Scientists say they have taken a “critical first step” in developing a treatment that could allow people to regrow their lost or broken teeth. With further work, they hope this discovery could be used to create “living shavings” that grow and produce real enamel to regrow the tooth.
In a new study, researchers from the University of Washington created an organoid in the lab that was capable of producing the proteins that make up tooth enamel, the outer protective layer of teeth (and the hardest material in the human body).
This was achieved with the help of stem cells that were induced to become the specialized cells, called amyloblasts, that produce the enamel during tooth formation. These cells die after tooth formation is complete, leaving the adult body with no way to regenerate much-needed enamel.
But now, scientists have succeeded in creating amyloblasts in the laboratory, offering a possible way to overcome this problem.
“This is a critical first step toward our long-term goal of developing stem cell-based therapies to repair damaged teeth and regenerate those that have been lost,” said Hai Zhang, study co-author and professor of restorative dentistry at the University of Washington. he said to one statement.
The different colors in this image of enamel development show which genes are expressed at each stage of development.
Image credit: UW Dental Organoid Research Team
To get the “blueprint” of how to make amyloblasts, the team had to look at the silly genetics that underpin the creation of cells in the body. DNA is like a recipe book that contains the instructions for making all the proteins in our body. These instructions are delivered to the molecular machines that assemble proteins via RNA molecules, called messenger RNA (mRNA).
Throughout the numerous stages of development of any tissue, different proteins are needed at each stage, which is regulated through the activation and deactivation of genes. To recover the stage of enamel production, the team used a technique called “single-cell combinatorial RNA-sequencing (sci-RNA-seq).” A computer model was then used to understand how the pattern of gene activity manages to encode proteins that turn undifferentiated stem cells into fully differentiated amyloblasts.
The final product is a complex organoid: a tiny, three-dimensional, multicellular mini-organ in a Petri dish.
This could potentially lead to the development of so-called “living fillings” that could grow and repair cavities and other defects, explains Professor Hannele Ruohola-Baker, a world-leading expert in regenerative medicine at the University of Washington, who led the project. .

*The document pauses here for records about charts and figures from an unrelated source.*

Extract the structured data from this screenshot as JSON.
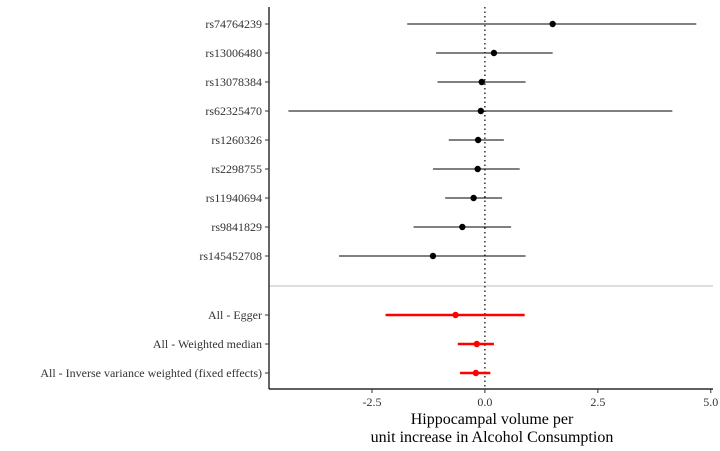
{
  "chart_data": {
    "type": "forest",
    "xlabel_lines": [
      "Hippocampal volume per",
      "unit increase in Alcohol Consumption"
    ],
    "xlim": [
      -4.78,
      5.05
    ],
    "xticks": [
      -2.5,
      0.0,
      2.5,
      5.0
    ],
    "xtick_labels": [
      "-2.5",
      "0.0",
      "2.5",
      "5.0"
    ],
    "reference_line": 0,
    "grid": false,
    "snps": [
      {
        "label": "rs74764239",
        "estimate": 1.5,
        "lower": -1.72,
        "upper": 4.68
      },
      {
        "label": "rs13006480",
        "estimate": 0.2,
        "lower": -1.08,
        "upper": 1.5
      },
      {
        "label": "rs13078384",
        "estimate": -0.07,
        "lower": -1.05,
        "upper": 0.9
      },
      {
        "label": "rs62325470",
        "estimate": -0.09,
        "lower": -4.35,
        "upper": 4.15
      },
      {
        "label": "rs1260326",
        "estimate": -0.15,
        "lower": -0.8,
        "upper": 0.42
      },
      {
        "label": "rs2298755",
        "estimate": -0.16,
        "lower": -1.15,
        "upper": 0.77
      },
      {
        "label": "rs11940694",
        "estimate": -0.25,
        "lower": -0.88,
        "upper": 0.38
      },
      {
        "label": "rs9841829",
        "estimate": -0.5,
        "lower": -1.58,
        "upper": 0.58
      },
      {
        "label": "rs145452708",
        "estimate": -1.15,
        "lower": -3.23,
        "upper": 0.9
      }
    ],
    "summary": [
      {
        "label": "All - Egger",
        "estimate": -0.65,
        "lower": -2.2,
        "upper": 0.88
      },
      {
        "label": "All - Weighted median",
        "estimate": -0.18,
        "lower": -0.6,
        "upper": 0.2
      },
      {
        "label": "All - Inverse variance weighted (fixed effects)",
        "estimate": -0.2,
        "lower": -0.55,
        "upper": 0.12
      }
    ],
    "colors": {
      "snp": "#000000",
      "summary": "#ff0000",
      "separator": "#bebebe"
    }
  }
}
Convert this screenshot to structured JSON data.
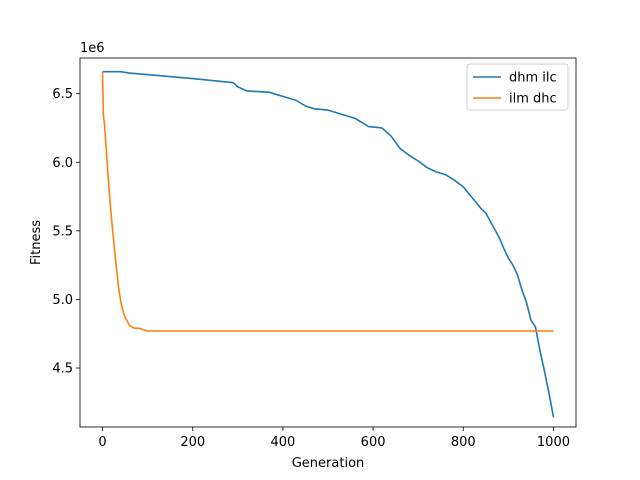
{
  "chart_data": {
    "type": "line",
    "title": "",
    "xlabel": "Generation",
    "ylabel": "Fitness",
    "y_scale_label": "1e6",
    "xlim": [
      -50,
      1050
    ],
    "ylim": [
      4.07,
      6.76
    ],
    "xticks": [
      0,
      200,
      400,
      600,
      800,
      1000
    ],
    "xtick_labels": [
      "0",
      "200",
      "400",
      "600",
      "800",
      "1000"
    ],
    "yticks": [
      4.5,
      5.0,
      5.5,
      6.0,
      6.5
    ],
    "ytick_labels": [
      "4.5",
      "5.0",
      "5.5",
      "6.0",
      "6.5"
    ],
    "grid": false,
    "legend_position": "top-right",
    "series": [
      {
        "name": "dhm ilc",
        "color": "#1f77b4",
        "x": [
          0,
          40,
          60,
          130,
          200,
          290,
          300,
          320,
          370,
          380,
          400,
          430,
          450,
          470,
          500,
          520,
          540,
          560,
          580,
          590,
          620,
          640,
          660,
          680,
          700,
          720,
          740,
          760,
          780,
          800,
          820,
          840,
          850,
          860,
          870,
          880,
          890,
          900,
          910,
          920,
          930,
          940,
          950,
          960,
          970,
          980,
          990,
          1000
        ],
        "y": [
          6.66,
          6.66,
          6.65,
          6.63,
          6.61,
          6.58,
          6.55,
          6.52,
          6.51,
          6.5,
          6.48,
          6.45,
          6.41,
          6.39,
          6.38,
          6.36,
          6.34,
          6.32,
          6.28,
          6.26,
          6.25,
          6.19,
          6.1,
          6.05,
          6.01,
          5.96,
          5.93,
          5.91,
          5.87,
          5.82,
          5.74,
          5.66,
          5.63,
          5.57,
          5.51,
          5.45,
          5.37,
          5.3,
          5.25,
          5.18,
          5.07,
          4.98,
          4.85,
          4.8,
          4.63,
          4.48,
          4.32,
          4.14
        ]
      },
      {
        "name": "ilm dhc",
        "color": "#ff7f0e",
        "x": [
          0,
          2,
          5,
          10,
          15,
          20,
          25,
          30,
          35,
          40,
          45,
          50,
          55,
          60,
          70,
          80,
          90,
          100,
          110,
          150,
          300,
          500,
          700,
          900,
          1000
        ],
        "y": [
          6.66,
          6.35,
          6.25,
          6.0,
          5.78,
          5.58,
          5.42,
          5.25,
          5.1,
          4.99,
          4.92,
          4.87,
          4.84,
          4.81,
          4.79,
          4.79,
          4.78,
          4.77,
          4.77,
          4.77,
          4.77,
          4.77,
          4.77,
          4.77,
          4.77
        ]
      }
    ]
  }
}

“Many of the organs we would like to be able to replace, such as the human pancreas, kidney and brain, are large and complex. Regenerating them safely from stem cells will take time,” said Ruohola-Baker. “Teeth on the other hand are much smaller and less complex. It’s probably the low-hanging fruit. It may take a while before we can regenerate them, but we can now see the steps we need to take to get there.”
A number of studies have recently boasted promising results in the field of tooth regeneration. A notable example is the work of scientists from Kyoto University who showed how a protein called USAG-1 restricts tooth growth in mice. By turning off the gene that codes for the production of the protein, the mice were able to regenerate their teeth freely. While the research from Japan is also in its early days, it has been suggested that human clinical trials could begin in 2024.
The study is published in the journal Developmental Cell.